Sarah Toland

Take a look at your daily diet if you want to increase your chances of being an active elder. Recent research from the Wake Forest University Baptist Medical Center suggests that eating lots of dairy, fruits, and vegetables each day can help prevent the onset of disability as you get older (American Journal of Clinical Nutrition, 2005, vol. 81, no. 2).

Participants who ate at least two servings of dairy and six servings of fruits and vegetables on a daily basis lowered their risk for becoming feeble by 30 percent.
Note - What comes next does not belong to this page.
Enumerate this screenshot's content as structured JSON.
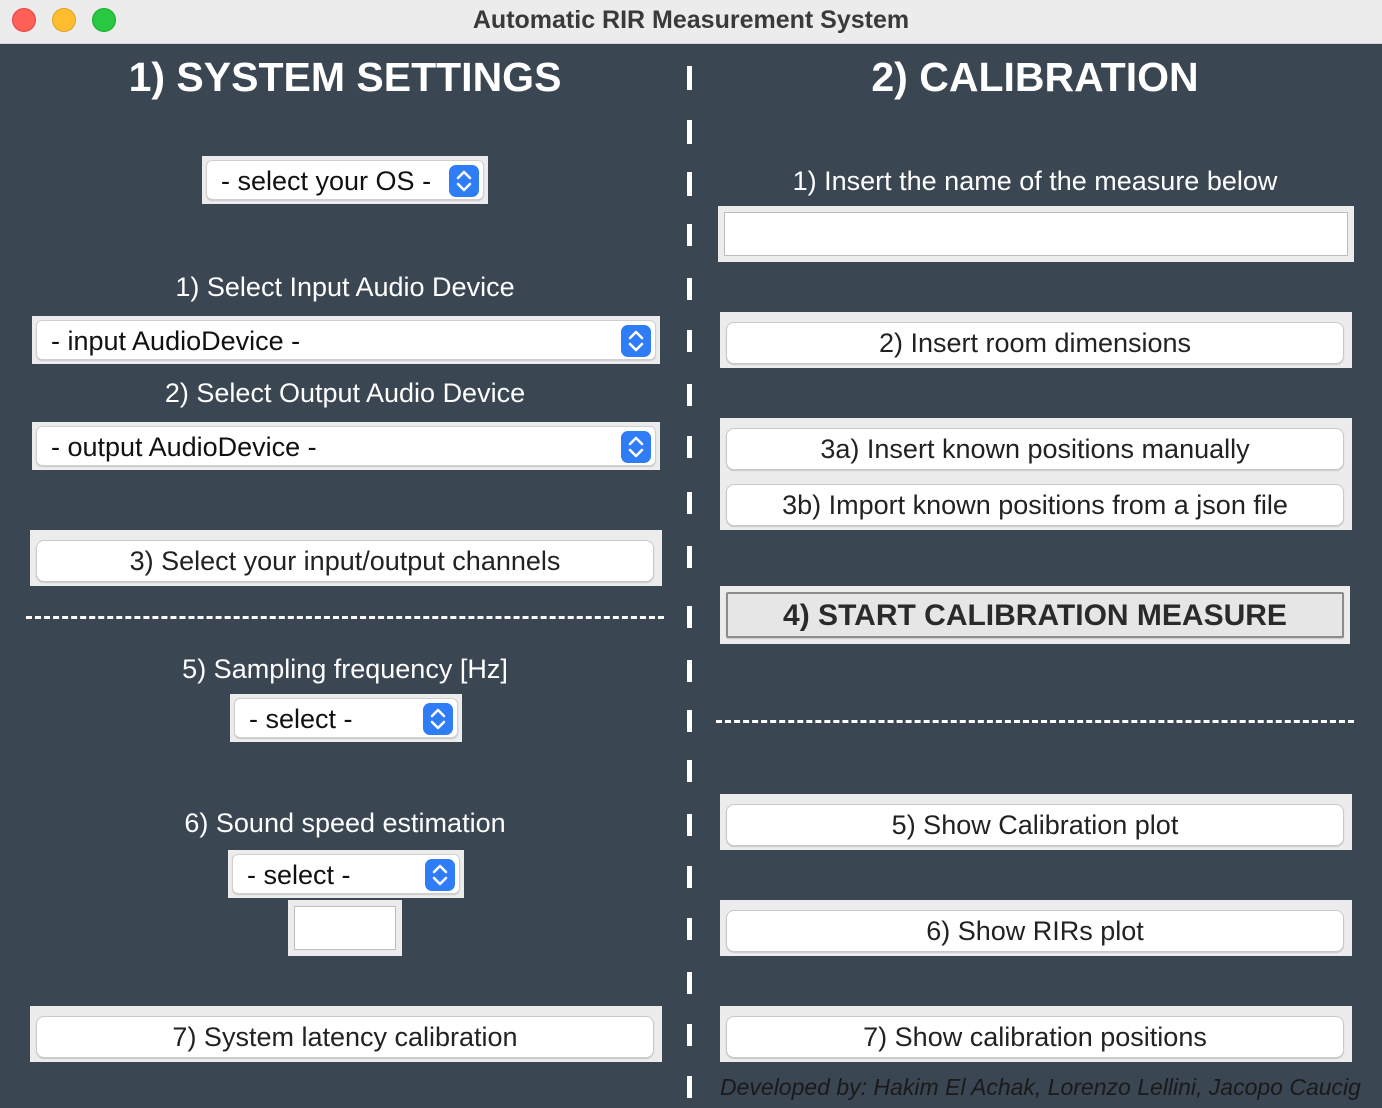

Based on the results of a nine-year study, researchers determined that participants who ate at least two servings of dairy and six servings of fruits and vegetables on a daily basis lowered their risk for becoming feeble by 30 percent. Disability risk was measured as functional limitations, which often precede disabilities and include being unable to walk a quarter of a mile or climb ten steps. Of the 16,000 participants in the study, who varied in age from 45 to 64, black women who followed diets rich in dairy and fruits and vegetables demonstrated the greatest disability risk reduction. Researchers estimate that by 2050, approximately half of all Americans over 65 will become disabled to the point of requiring nursing home care.

Although researchers aren’t certain why such foods help prevent feeble aging, the study authors speculate that dairy’s high calcium and vitamin D content counteracts osteoporosis and decreased muscle strength. In addition, antioxidants in fruits and vegetables may reduce the accumulation of oxidative damage in the tissues and thus slow aging and decrease chronic disease risk.